Top: direct shape alignment into stereo images using PCA shape priors [ ]. Bottom: Multi-object scene parsing and reconstruction using deep shape priors [ ].
Representing scenes at the granularity of objects is a prerequisite for scene understanding and decision making. For instance, for autonomous driving, the ability to parse scenes into static and moving objects and obtain 3D information can be useful to reason on possible actions and collision-free paths. In DirectShape [ ], we propose a novel method for determining the pose and shape of vehicles in stereo images which does not require a dense stereo reconstruction. Instead a shape space of vehicle objects represented in a low-dimensional PCA embedding is fitted into the stereo images using direct image alignment principles. We demonstrate that our approach improves a variety of deep learning based 3D object detectors which are used to initialize the pose estimate of the objects.

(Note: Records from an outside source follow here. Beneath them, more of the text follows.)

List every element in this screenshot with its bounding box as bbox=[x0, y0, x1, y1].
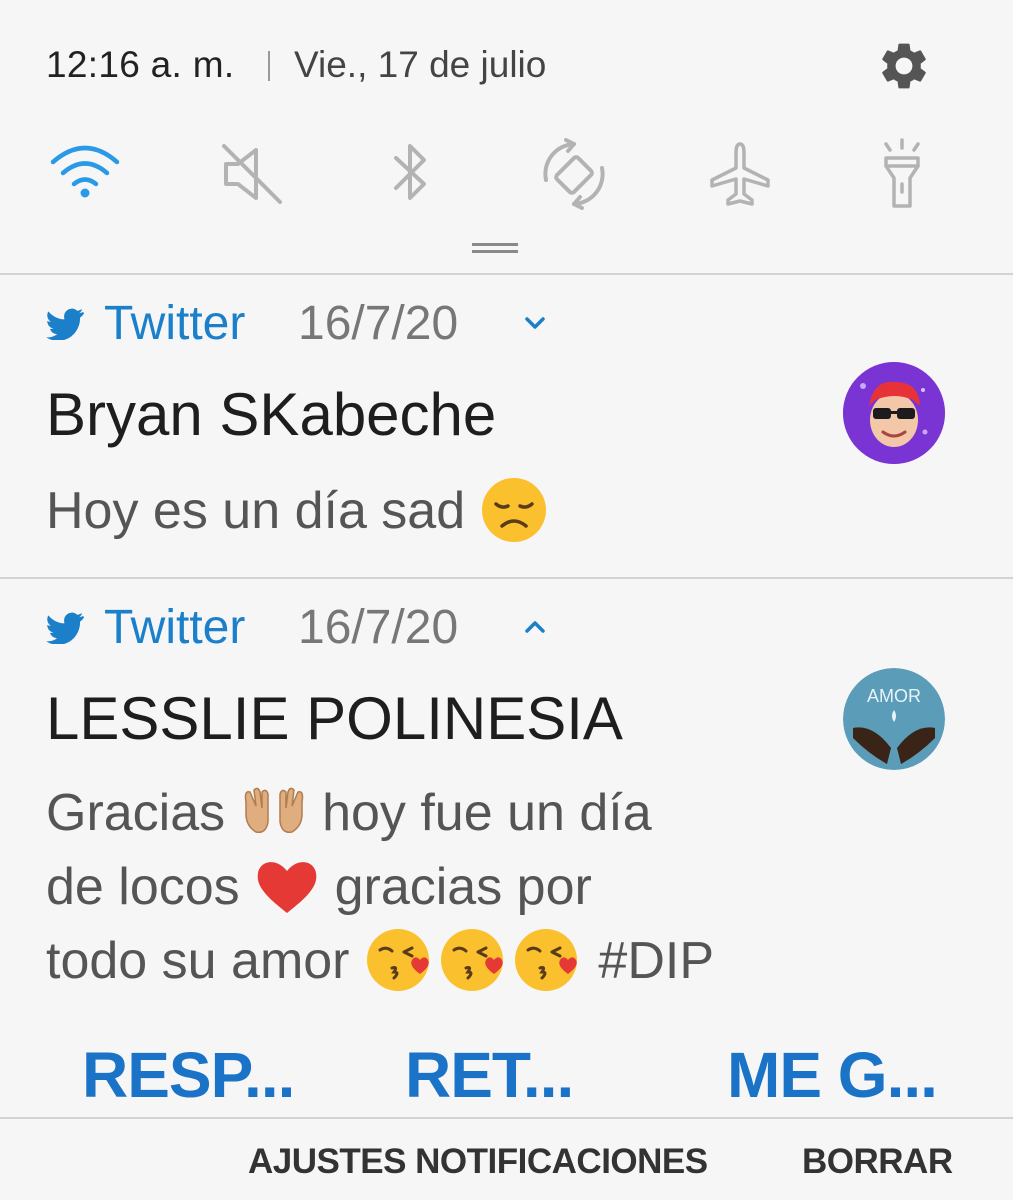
flashlight-icon[interactable] bbox=[864, 136, 940, 212]
mute-icon[interactable] bbox=[214, 136, 290, 212]
notification-card[interactable]: Twitter 16/7/20 Bryan SKabeche Hoy es un… bbox=[0, 276, 1013, 576]
notification-date: 16/7/20 bbox=[298, 297, 459, 350]
message-text: gracias por bbox=[334, 858, 592, 916]
quick-settings-row bbox=[0, 136, 1013, 216]
clock: 12:16 a. m. bbox=[46, 44, 235, 85]
twitter-bird-icon bbox=[46, 308, 84, 340]
app-name: Twitter bbox=[104, 601, 246, 654]
airplane-icon[interactable] bbox=[702, 136, 778, 212]
status-bar: 12:16 a. m. Vie., 17 de julio bbox=[0, 0, 1013, 130]
avatar-text: AMOR bbox=[867, 686, 921, 706]
message-line: de locos gracias por bbox=[46, 850, 714, 924]
date-label: Vie., 17 de julio bbox=[294, 44, 547, 85]
avatar-image bbox=[843, 362, 945, 464]
divider bbox=[268, 51, 270, 81]
message-text: Hoy es un día sad bbox=[46, 482, 466, 540]
notification-actions: RESP... RET... ME G... bbox=[0, 1028, 1013, 1118]
app-name: Twitter bbox=[104, 297, 246, 350]
like-button[interactable]: ME G... bbox=[727, 1038, 938, 1112]
message-text: de locos bbox=[46, 858, 240, 916]
notification-panel-footer: AJUSTES NOTIFICACIONES BORRAR bbox=[0, 1120, 1013, 1200]
message-text: todo su amor bbox=[46, 932, 350, 990]
notification-message: Gracias hoy fue un día de locos gracias … bbox=[46, 776, 714, 998]
sender-name: Bryan SKabeche bbox=[46, 381, 497, 448]
twitter-bird-icon bbox=[46, 612, 84, 644]
sender-name: LESSLIE POLINESIA bbox=[46, 685, 623, 752]
message-line: Gracias hoy fue un día bbox=[46, 776, 714, 850]
rotate-icon[interactable] bbox=[536, 136, 612, 212]
message-text: hoy fue un día bbox=[322, 784, 652, 842]
clear-button[interactable]: BORRAR bbox=[802, 1142, 953, 1182]
bluetooth-icon[interactable] bbox=[372, 136, 448, 212]
disappointed-face-icon bbox=[481, 478, 546, 543]
notification-settings-button[interactable]: AJUSTES NOTIFICACIONES bbox=[248, 1142, 708, 1182]
divider bbox=[0, 577, 1013, 579]
notification-message: Hoy es un día sad bbox=[46, 474, 548, 548]
divider bbox=[0, 273, 1013, 275]
retweet-button[interactable]: RET... bbox=[405, 1038, 574, 1112]
chevron-down-icon[interactable] bbox=[522, 310, 548, 336]
avatar-image: AMOR bbox=[843, 668, 945, 770]
avatar[interactable] bbox=[843, 362, 945, 464]
message-text: #DIP bbox=[598, 932, 715, 990]
red-heart-icon bbox=[257, 862, 317, 914]
raising-hands-icon bbox=[244, 787, 303, 834]
reply-button[interactable]: RESP... bbox=[82, 1038, 295, 1112]
drag-handle[interactable] bbox=[472, 243, 518, 253]
wifi-icon[interactable] bbox=[47, 136, 123, 212]
message-line: todo su amor #DIP bbox=[46, 924, 714, 998]
notification-date: 16/7/20 bbox=[298, 601, 459, 654]
gear-icon[interactable] bbox=[876, 38, 932, 94]
face-blowing-kiss-icon bbox=[366, 929, 577, 992]
chevron-up-icon[interactable] bbox=[522, 614, 548, 640]
message-text: Gracias bbox=[46, 784, 226, 842]
avatar[interactable]: AMOR bbox=[843, 668, 945, 770]
divider bbox=[0, 1117, 1013, 1119]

In Elich et al. [ ] we use deep learning based shape spaces of various object categories including typical household objects. We devise a deep learning based encoder-decoder architecture which parses RGB images recursively into individual objects alongside their shape parameters, texture, 3D position, and orientation. The decoder is implemented by a differentiable renderer which renders the signed distance field representation of the objects and their texture back into images. This way, the model can be trained in a self-supervised way on RGB-D images. The method achieves competitive results in object segmentation and image reconstruction compared to previous approaches which do not use explicit 3D representations.
In a collaboration with the Computer Graphics group at University of Tuebingen, we developed a meta-learning approach for multi-view stereo reconstruction [ ]. Through meta-learning, the method is trained to adapt better to novel datasets by self-supervised learning.